What’s more, boating is more accessible than you may think. In fact, more than 142 million Americans go boating each year, according to the National Marine Manufacturers Association.
"Modern technology can make it more difficult to fully disconnect and relax, and boating is one of the few activities that can take you away from daily distractions to a place where you can reconnect with friends and family, relax and enjoy the outdoors,” says Carl Blackwell, president of Discover Boating.
There are easy ways to get on the water, no matter where you are or whether your interests lie in fishing, watersports, sailing, personal watercraft or simply cruising with loved ones. Use these five tips to help you find your way on the water this summer.
Join a boat club. Find a boat club near you to access a versatile fleet of boats. You’ll pay a monthly fee and be able to book your time on the water online. Most boat clubs take care of docking, cleaning and maintenance, with members responsible for fuel. Plus, most offer boat training courses as part of the membership.

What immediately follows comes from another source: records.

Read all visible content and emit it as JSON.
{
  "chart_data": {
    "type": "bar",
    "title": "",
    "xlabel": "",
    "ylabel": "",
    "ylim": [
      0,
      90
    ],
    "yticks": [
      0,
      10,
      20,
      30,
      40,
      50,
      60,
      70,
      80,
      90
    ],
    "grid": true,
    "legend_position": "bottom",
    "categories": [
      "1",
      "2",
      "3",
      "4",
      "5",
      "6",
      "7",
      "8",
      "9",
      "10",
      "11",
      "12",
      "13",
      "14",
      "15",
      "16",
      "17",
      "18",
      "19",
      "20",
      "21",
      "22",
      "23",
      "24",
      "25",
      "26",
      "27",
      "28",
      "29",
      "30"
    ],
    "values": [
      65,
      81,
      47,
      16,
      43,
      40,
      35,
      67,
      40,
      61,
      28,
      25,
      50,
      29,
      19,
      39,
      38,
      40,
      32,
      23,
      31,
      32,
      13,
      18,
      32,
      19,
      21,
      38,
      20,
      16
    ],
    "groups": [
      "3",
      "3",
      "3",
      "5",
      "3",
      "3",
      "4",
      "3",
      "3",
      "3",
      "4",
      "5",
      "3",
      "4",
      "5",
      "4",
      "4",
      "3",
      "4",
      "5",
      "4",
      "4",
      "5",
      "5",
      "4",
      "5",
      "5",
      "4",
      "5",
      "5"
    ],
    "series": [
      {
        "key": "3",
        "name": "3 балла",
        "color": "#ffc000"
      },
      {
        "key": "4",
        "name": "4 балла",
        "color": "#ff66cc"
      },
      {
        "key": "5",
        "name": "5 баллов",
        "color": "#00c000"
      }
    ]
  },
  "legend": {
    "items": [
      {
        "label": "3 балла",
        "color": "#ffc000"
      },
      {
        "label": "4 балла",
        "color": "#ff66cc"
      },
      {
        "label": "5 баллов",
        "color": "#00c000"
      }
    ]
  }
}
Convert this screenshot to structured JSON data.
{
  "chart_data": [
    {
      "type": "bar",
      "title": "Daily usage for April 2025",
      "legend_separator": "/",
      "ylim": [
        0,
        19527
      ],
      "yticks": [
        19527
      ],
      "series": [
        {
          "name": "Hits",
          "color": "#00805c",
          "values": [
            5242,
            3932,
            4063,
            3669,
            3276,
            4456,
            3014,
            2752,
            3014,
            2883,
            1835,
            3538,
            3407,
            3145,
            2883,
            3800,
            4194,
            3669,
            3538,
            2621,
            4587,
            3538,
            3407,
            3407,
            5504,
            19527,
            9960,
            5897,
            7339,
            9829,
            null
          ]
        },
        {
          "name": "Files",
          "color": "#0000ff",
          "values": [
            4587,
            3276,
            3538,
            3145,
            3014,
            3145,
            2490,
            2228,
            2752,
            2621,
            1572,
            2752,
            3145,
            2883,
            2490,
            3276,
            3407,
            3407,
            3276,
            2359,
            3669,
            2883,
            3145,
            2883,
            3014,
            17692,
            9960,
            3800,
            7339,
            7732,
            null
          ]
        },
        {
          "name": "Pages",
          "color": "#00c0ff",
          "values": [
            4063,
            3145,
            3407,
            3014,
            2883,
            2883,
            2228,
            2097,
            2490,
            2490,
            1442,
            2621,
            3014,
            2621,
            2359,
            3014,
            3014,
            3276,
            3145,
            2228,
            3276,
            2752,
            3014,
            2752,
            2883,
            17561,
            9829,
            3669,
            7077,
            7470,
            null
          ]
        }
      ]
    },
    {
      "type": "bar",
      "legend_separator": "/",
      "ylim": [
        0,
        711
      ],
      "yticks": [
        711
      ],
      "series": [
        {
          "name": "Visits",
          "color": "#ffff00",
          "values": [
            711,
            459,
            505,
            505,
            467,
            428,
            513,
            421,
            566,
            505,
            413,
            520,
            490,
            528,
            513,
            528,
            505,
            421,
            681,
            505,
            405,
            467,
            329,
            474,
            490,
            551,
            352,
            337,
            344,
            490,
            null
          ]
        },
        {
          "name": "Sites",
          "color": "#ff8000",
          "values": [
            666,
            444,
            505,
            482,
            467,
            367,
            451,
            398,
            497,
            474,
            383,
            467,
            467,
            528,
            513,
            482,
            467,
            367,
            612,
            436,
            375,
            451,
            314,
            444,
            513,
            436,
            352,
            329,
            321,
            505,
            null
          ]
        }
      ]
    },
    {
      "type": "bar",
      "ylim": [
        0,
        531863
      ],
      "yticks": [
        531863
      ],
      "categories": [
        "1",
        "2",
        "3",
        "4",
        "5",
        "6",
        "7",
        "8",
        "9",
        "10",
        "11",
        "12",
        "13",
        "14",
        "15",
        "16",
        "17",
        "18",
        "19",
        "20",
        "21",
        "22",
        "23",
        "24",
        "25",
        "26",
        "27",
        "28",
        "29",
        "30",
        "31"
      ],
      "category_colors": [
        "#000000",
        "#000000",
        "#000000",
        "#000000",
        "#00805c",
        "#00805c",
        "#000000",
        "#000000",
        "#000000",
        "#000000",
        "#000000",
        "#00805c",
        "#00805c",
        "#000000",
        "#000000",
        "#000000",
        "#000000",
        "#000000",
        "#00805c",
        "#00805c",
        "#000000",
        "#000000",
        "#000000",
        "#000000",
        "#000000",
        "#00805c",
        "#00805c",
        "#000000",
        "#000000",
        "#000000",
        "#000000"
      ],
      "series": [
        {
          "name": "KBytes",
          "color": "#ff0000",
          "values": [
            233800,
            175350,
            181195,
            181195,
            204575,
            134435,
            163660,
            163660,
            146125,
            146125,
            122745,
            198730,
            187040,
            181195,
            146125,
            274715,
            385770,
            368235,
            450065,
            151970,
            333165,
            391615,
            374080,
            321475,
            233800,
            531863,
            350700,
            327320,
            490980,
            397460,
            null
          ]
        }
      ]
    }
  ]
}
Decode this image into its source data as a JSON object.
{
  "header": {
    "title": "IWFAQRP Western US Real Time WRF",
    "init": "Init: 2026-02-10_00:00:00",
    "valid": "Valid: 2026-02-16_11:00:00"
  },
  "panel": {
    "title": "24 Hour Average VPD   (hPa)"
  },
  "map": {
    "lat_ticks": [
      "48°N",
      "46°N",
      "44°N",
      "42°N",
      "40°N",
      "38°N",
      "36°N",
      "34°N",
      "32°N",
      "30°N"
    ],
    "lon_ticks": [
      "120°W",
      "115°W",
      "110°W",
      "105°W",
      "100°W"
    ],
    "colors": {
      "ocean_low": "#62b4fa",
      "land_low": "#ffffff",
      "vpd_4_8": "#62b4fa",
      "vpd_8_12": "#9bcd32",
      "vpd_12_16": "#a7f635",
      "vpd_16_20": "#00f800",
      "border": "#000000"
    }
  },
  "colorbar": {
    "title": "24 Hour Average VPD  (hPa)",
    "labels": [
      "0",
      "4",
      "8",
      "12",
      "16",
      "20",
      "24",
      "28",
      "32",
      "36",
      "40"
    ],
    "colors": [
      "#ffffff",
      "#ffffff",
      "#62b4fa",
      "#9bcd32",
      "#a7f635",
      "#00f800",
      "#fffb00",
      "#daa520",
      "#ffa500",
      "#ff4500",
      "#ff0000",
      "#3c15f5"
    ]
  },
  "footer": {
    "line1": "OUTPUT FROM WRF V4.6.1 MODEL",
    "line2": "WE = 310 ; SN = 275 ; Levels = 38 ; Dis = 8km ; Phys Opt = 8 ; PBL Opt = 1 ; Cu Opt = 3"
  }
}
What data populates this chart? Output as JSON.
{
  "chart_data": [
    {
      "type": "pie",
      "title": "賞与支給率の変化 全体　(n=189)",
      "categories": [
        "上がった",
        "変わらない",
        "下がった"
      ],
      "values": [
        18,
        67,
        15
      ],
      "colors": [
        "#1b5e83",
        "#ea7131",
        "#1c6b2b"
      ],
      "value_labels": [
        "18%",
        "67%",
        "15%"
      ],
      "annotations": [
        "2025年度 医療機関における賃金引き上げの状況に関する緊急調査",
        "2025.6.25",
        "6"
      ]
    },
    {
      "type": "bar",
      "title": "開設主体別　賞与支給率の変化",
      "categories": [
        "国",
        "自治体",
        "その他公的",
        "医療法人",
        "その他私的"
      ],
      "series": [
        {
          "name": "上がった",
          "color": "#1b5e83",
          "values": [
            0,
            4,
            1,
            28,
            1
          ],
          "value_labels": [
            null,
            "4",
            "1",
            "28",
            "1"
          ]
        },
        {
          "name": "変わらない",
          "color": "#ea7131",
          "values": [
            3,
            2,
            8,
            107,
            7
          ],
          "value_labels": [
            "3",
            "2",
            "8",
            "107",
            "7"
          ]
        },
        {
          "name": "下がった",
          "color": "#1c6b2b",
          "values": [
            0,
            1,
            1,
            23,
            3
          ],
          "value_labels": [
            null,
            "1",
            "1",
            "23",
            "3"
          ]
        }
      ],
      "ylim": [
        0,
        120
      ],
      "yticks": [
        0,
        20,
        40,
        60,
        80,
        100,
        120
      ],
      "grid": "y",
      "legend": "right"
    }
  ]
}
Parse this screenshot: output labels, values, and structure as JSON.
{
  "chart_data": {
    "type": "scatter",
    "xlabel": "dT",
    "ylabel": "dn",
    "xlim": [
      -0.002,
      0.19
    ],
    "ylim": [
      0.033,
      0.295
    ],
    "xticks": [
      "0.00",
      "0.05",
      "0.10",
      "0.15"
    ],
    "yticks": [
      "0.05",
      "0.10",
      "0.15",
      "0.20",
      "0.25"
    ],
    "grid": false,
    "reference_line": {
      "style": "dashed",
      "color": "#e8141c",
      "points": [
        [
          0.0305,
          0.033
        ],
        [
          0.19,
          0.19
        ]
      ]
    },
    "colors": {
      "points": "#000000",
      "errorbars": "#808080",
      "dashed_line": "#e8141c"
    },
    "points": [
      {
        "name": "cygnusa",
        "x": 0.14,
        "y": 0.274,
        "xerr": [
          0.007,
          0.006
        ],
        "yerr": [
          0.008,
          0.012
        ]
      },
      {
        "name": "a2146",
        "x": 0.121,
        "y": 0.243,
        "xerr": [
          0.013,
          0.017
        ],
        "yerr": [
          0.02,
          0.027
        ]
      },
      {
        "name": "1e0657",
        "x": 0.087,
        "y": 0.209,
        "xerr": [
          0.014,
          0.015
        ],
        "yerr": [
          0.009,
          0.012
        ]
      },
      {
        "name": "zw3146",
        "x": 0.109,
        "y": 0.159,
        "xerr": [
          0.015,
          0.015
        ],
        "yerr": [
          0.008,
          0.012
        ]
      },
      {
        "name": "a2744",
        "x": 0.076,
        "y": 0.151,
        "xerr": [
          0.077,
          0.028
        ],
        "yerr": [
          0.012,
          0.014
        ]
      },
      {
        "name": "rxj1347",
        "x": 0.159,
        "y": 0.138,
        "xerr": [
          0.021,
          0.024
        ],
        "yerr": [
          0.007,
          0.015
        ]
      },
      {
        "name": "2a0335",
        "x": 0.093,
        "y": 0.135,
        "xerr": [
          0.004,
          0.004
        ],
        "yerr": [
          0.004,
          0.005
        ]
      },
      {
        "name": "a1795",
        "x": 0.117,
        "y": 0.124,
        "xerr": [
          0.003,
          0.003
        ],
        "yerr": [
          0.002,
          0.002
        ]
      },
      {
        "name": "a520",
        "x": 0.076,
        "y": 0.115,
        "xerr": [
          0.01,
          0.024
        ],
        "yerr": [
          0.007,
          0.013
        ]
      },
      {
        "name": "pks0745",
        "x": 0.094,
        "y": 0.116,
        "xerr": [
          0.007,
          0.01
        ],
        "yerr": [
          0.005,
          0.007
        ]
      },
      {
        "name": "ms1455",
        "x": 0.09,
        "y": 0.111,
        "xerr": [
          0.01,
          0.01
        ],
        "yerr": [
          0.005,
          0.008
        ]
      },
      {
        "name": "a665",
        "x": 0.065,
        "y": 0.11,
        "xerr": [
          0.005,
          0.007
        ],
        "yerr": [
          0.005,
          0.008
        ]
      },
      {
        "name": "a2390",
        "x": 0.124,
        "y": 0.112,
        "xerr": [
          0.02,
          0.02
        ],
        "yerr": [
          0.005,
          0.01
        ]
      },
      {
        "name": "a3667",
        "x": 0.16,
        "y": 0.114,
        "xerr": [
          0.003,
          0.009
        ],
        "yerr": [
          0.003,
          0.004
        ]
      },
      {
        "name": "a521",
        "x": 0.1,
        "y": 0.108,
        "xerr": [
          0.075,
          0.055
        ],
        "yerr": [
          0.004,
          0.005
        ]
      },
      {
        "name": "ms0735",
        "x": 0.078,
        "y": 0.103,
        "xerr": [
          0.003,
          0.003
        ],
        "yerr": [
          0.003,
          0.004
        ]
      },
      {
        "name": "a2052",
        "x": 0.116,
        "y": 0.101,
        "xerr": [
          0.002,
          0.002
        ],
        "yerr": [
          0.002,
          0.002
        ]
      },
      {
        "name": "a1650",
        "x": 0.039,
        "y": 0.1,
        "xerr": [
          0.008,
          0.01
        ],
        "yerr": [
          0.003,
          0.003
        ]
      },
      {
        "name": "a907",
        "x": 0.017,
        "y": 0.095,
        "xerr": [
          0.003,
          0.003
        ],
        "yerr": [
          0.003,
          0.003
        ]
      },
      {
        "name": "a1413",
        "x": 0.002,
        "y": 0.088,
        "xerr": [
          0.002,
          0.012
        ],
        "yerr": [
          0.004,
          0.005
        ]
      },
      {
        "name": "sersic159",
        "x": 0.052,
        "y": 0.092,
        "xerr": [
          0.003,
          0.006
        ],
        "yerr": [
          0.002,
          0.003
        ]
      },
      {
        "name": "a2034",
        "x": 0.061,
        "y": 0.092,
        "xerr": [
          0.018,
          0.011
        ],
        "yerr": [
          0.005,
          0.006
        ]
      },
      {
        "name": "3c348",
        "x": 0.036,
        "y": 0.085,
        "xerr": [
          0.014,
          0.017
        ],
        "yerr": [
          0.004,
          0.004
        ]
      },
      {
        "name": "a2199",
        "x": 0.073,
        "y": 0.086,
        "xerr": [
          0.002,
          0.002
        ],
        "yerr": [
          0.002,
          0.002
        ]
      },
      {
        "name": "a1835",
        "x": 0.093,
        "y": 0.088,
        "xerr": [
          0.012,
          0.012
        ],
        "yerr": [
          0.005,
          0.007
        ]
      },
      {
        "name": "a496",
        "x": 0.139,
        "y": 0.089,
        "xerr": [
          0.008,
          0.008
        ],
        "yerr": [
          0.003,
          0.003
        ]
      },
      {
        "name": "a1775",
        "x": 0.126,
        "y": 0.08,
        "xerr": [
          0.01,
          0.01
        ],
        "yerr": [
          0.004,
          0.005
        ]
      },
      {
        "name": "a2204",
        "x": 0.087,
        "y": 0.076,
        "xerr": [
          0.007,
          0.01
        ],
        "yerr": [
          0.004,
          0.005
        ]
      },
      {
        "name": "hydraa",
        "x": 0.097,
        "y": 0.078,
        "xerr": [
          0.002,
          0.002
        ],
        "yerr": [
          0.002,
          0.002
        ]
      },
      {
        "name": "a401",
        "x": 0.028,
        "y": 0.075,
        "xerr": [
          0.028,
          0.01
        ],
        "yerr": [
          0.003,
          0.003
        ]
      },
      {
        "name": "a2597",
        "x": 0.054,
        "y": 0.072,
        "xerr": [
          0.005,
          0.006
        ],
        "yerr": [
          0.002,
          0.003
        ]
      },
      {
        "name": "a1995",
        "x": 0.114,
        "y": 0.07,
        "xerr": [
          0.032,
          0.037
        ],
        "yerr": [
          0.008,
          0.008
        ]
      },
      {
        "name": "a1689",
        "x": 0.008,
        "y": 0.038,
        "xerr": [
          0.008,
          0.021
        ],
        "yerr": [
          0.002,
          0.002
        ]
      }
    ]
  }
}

Rent a boat. Rental options are available on most waterways and provide hourly, daily or weekly access to a variety of boat types. Rental outfitters give tutorials on operating a boat, share safety instructions and offer suggestions on destinations. Another rental option new to market is peer-to-peer rentals, where you can locate boats online by entering your zip code, allowing you to rent someone else's boat, which usually includes insurance and captains for hire to help you set sail.
Charter a trip. Explore new waters and experience the boating lifestyle by chartering a boat trip with family or friends. Chartering offers several options — bareboat (with no captain) or crewed (with captain and crew), and can be as short as a few days or weeks long. Pick your preferences and get your feet wet.
Take a class. Sign up for a boating lesson to hone your powerboating, sailing or watersports skills by mastering the basics while having fun along the way. On-water training courses, watersports camps, youth boating programs and more are offered across the U.S.
Float your own boat. Chart your own course to boat ownership by visiting DiscoverBoating.com, where you'll find a boat selector and loan calculator tool to help determine your budget and identify types of boats that fit your lifestyle and interests. Once you've narrowed down your search, the site can connect you with manufacturers whose boats best fit your needs and wants.